Consider the central 64 x 64 pixel portion of the image produced by the gmic pipeline, given above, scaled 4 times. The most striking aspect of the image is the radial pattern, arms at 45° degree increments. Less obvious are the distances separating the pixels arrayed along the arms. Center to center distances, along the vertical and horizontal arms are exactly five pixels. This is less true along the diagonals because where pixels should go do not align exactly with the unit pixel grid, so, understandably there are errors along the diagonal marks as these pixels shift into pigeonholes where they do not quite belong.

Some of you may be thinking: "Holy cow! this isn't anything close to an approximatioin of diffusion!" Some of you may be thinking of setting the angular step to fractions of a degree and the spatial step to tenths of a pixel. That's a good way to get -smooth to run all night.
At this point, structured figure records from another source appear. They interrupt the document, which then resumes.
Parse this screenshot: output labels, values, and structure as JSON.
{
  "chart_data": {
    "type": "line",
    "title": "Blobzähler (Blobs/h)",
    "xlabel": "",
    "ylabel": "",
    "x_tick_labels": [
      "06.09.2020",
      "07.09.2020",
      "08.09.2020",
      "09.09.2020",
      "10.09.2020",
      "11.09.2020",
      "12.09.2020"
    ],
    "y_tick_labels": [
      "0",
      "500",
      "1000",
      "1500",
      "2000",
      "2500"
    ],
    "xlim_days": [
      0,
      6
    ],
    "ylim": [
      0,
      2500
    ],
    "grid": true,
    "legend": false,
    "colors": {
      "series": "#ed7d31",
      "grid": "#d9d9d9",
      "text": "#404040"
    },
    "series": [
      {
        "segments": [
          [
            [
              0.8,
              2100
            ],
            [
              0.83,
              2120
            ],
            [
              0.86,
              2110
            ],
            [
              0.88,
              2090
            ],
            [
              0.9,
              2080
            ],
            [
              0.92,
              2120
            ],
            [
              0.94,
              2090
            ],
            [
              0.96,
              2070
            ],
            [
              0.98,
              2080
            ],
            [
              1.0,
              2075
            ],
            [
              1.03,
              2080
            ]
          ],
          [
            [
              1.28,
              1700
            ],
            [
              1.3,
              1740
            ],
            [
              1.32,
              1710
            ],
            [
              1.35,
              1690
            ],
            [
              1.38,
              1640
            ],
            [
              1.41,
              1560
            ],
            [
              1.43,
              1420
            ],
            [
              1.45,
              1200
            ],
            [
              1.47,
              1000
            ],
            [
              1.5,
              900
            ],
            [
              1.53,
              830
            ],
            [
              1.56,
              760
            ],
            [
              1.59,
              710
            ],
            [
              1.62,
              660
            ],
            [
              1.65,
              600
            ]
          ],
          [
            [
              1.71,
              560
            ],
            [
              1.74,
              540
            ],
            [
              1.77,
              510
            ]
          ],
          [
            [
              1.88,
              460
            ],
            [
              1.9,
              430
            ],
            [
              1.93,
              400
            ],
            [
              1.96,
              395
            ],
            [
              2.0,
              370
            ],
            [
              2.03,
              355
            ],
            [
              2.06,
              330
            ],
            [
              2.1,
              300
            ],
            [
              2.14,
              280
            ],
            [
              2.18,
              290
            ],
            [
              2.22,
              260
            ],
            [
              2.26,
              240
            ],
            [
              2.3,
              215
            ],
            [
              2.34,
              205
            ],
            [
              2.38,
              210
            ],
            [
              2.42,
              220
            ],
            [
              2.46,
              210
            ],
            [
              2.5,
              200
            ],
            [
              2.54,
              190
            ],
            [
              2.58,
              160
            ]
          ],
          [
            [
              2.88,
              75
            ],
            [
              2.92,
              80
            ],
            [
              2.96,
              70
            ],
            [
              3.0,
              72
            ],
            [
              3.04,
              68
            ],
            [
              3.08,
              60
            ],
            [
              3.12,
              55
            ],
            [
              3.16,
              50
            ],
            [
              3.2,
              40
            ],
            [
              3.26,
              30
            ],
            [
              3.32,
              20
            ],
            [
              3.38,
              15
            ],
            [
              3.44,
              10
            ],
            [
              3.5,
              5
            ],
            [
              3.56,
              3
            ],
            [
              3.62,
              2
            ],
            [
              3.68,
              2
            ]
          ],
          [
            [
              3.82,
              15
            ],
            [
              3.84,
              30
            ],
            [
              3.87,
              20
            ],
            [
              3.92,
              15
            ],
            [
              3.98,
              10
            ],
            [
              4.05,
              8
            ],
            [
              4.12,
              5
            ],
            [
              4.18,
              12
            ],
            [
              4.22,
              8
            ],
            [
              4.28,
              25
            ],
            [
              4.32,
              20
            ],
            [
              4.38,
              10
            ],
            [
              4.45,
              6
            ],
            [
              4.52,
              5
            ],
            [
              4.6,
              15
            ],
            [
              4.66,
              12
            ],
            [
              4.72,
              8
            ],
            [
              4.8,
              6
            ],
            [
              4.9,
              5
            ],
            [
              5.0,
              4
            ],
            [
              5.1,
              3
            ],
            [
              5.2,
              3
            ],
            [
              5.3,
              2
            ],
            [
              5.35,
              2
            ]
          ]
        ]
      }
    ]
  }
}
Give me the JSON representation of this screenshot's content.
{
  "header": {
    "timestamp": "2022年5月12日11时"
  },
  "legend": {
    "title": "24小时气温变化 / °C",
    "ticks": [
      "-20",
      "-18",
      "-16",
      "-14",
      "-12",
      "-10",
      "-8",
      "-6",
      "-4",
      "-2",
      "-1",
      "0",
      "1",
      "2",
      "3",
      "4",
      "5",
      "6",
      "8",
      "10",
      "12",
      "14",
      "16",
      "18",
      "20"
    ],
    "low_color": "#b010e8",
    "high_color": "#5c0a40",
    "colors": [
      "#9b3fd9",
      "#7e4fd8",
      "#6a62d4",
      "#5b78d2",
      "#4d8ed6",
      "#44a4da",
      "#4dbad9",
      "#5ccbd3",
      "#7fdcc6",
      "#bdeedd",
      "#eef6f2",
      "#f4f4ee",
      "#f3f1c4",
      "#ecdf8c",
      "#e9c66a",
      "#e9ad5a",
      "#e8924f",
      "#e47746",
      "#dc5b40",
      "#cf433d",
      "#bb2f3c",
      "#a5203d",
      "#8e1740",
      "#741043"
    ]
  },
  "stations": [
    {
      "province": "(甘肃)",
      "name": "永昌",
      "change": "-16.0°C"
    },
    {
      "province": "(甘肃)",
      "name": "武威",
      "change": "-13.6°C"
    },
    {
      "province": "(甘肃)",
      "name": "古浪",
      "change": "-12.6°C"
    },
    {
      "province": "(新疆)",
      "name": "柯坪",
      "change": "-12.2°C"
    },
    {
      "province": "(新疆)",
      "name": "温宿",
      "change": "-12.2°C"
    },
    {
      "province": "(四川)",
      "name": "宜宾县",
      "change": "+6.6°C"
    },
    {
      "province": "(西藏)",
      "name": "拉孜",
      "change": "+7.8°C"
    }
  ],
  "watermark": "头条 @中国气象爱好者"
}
Recall, now that we deliberately, with malice and forethought, backed -smooth against the wall with a pitchfork of extreme boundary conditions. Most images do not consist of isolated bright pixels in vast fields of black; images generally consist of many non-zero pixels, so the rosette pattern multiplexes throughout typical images. The tensor field of identity matrices is also very untypical; generally, diffusion tensor fields engender rosettes of varying size, eccentricity and orientation, fragmenting the regularity of the pattern surrounding the isolated impulse.

In addition, it is not uncommon to run -smooth in a -repeat-done loop, generally to beneficial effect. In cases where -smooth generates its own diffusion tensor field, the loop induces the command to recalculate its diffusiontensor field on each pass, and the consequences of the previous run are reinforced in the next. To illustrate, modify the pipeline with this new line, -repeat 3 smooth[-2] [-1],100,5.0,45.0 -done. and extract the same central 64 × 64 region for purposes of comparison:

Generally, pixels set to a non-zero value in one pass sprout rosettes in the next pass, the aggregate converging to the ideal diffusion pattern.